REVISED plans to demolish a former bus depot which has been blighted by anti-social behaviour and replace it with 250 student flats are set to be given the go-ahead.

Colchester Council’s planning committee will consider proposals for the disused site in Magdalen Street, Colchester, at a meeting tomorrow night.

Victoria Hall Management wants to create the flats across three four-storey blocks.

If the plans are agreed, it will also provide a range of communal facilities like a quiet study area and laundrette on site.

Plans to build 230 student homes at the depot, which was last used by First Essex to store its fleet, were approved by the planning committee in 2016.

The revised proposals, which add another 20 flats, have also been recommended for approval by Colchester Council officers.
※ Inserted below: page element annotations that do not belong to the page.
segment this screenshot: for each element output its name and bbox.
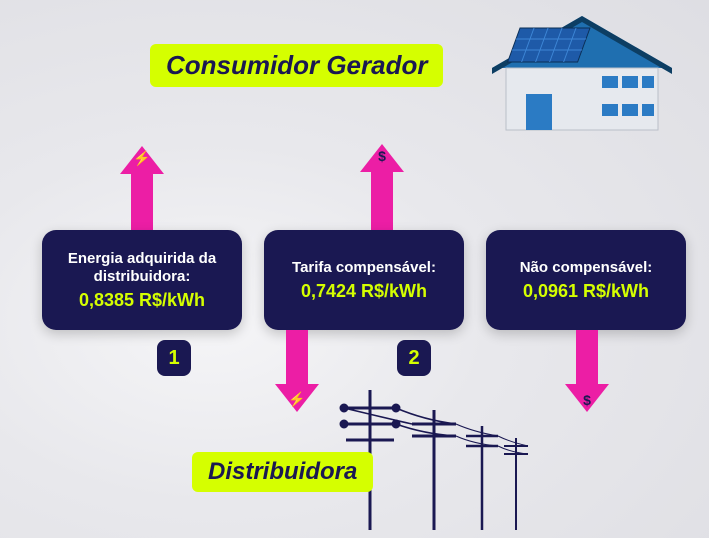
- card-label: Energia adquirida da distribuidora:: [54, 250, 230, 286]
- card-value: 0,7424 R$/kWh: [301, 281, 427, 302]
- step-number-2: 2: [397, 340, 431, 376]
- arrow-money-up: $: [371, 168, 393, 230]
- house-illustration: [482, 8, 682, 136]
- card-label: Não compensável:: [520, 259, 653, 277]
- bolt-icon: ⚡: [288, 391, 305, 408]
- consumer-title: Consumidor Gerador: [150, 44, 443, 87]
- card-value: 0,8385 R$/kWh: [79, 290, 205, 311]
- card-label: Tarifa compensável:: [292, 259, 436, 277]
- card-energy-purchased: Energia adquirida da distribuidora: 0,83…: [42, 230, 242, 330]
- distributor-title: Distribuidora: [192, 452, 373, 492]
- bolt-icon: ⚡: [133, 150, 150, 167]
- card-value: 0,0961 R$/kWh: [523, 281, 649, 302]
- arrow-energy-down: ⚡: [286, 330, 308, 388]
- card-compensable-tariff: Tarifa compensável: 0,7424 R$/kWh: [264, 230, 464, 330]
- diagram-stage: Consumidor Gerador ⚡ $ Energia adquirida…: [0, 0, 709, 538]
- arrow-money-down: $: [576, 330, 598, 388]
- dollar-icon: $: [378, 148, 386, 164]
- card-non-compensable: Não compensável: 0,0961 R$/kWh: [486, 230, 686, 330]
- step-number-1: 1: [157, 340, 191, 376]
- dollar-icon: $: [583, 392, 591, 408]
- arrow-energy-up: ⚡: [131, 170, 153, 230]
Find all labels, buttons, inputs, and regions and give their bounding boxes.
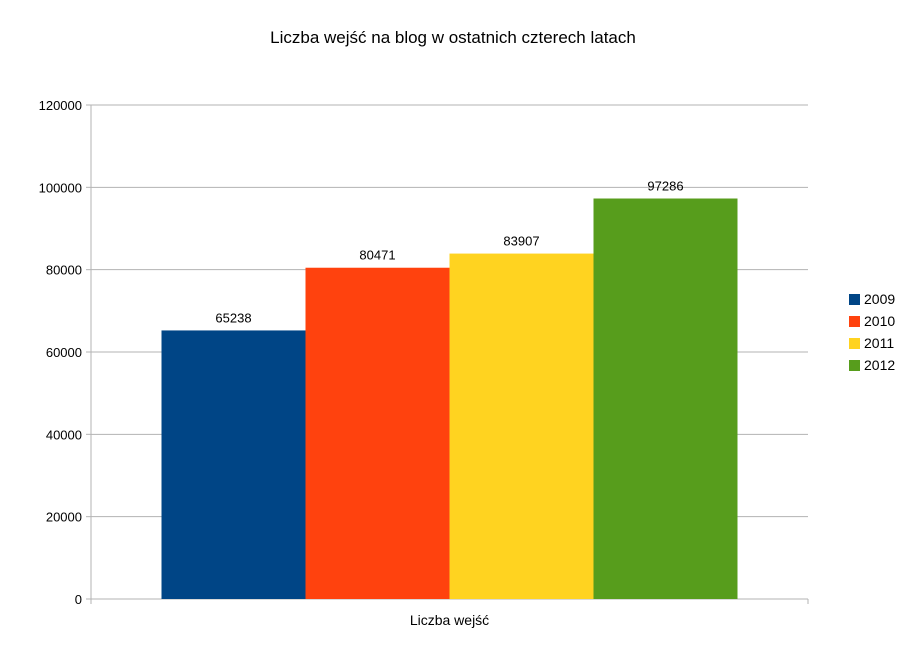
- y-tick-label: 100000: [39, 180, 82, 195]
- legend-label: 2012: [864, 357, 896, 373]
- bars: [161, 198, 738, 599]
- data-label-2012: 97286: [647, 179, 683, 194]
- legend-item-2012: 2012: [849, 354, 895, 376]
- y-tick-label: 120000: [39, 98, 82, 113]
- y-tick-label: 40000: [46, 427, 82, 442]
- legend-swatch: [849, 359, 860, 371]
- chart-title: Liczba wejść na blog w ostatnich czterec…: [270, 28, 636, 47]
- data-labels: 65238 80471 83907 97286: [215, 179, 683, 326]
- legend-item-2010: 2010: [849, 310, 895, 332]
- bar-2012: [593, 198, 738, 599]
- bar-2010: [305, 267, 450, 599]
- y-tick-label: 80000: [46, 263, 82, 278]
- legend-swatch: [849, 315, 860, 327]
- legend-label: 2010: [864, 313, 896, 329]
- legend-label: 2009: [864, 291, 896, 307]
- x-category-label: Liczba wejść: [410, 612, 489, 628]
- legend-swatch: [849, 293, 860, 305]
- data-label-2011: 83907: [503, 234, 539, 249]
- data-label-2010: 80471: [359, 248, 395, 263]
- bar-2009: [161, 330, 306, 599]
- legend-item-2011: 2011: [849, 332, 895, 354]
- y-tick-label: 20000: [46, 510, 82, 525]
- data-label-2009: 65238: [215, 310, 251, 325]
- legend-swatch: [849, 337, 860, 349]
- legend-item-2009: 2009: [849, 288, 895, 310]
- legend: 2009 2010 2011 2012: [849, 288, 895, 376]
- y-tick-label: 0: [75, 592, 82, 607]
- y-tick-label: 60000: [46, 345, 82, 360]
- legend-label: 2011: [864, 335, 895, 351]
- bar-2011: [449, 253, 594, 599]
But Colchester High Steward and former town MP and mayor Sir Bob Russell has criticised the plans and said any proposals to up the number of students flats should have been discussed in front of a full-complement of councillors.

He said: “Colchester Council owns the land and in this case is behaving like a property speculator not a local authority.

“I do not think elected members have said yes on the plans to build more student flats.

“There is now a grotesque situation where the site is already set to be overdeveloped but now it will be even further overdeveloped.”

He also slammed proposals for more student accommodation in the nearby Cultural Quarter area.

He said: “These plans are not quite, but nearly, as bad for Colchester as Alumno’s plans for the Cultural Quarter.”

The council’s planning officers believe the student flats development will help turn around the area’s “run down”

appearance with Magdalen Street seen as a regeneration area by planners.

If the plans are approved, Victoria Hall Management will be asked to contribute £170,000 towards bus services in the area.

There have been three serious fires reported at the depot since 2017. Each time the cause was found to be deliberate.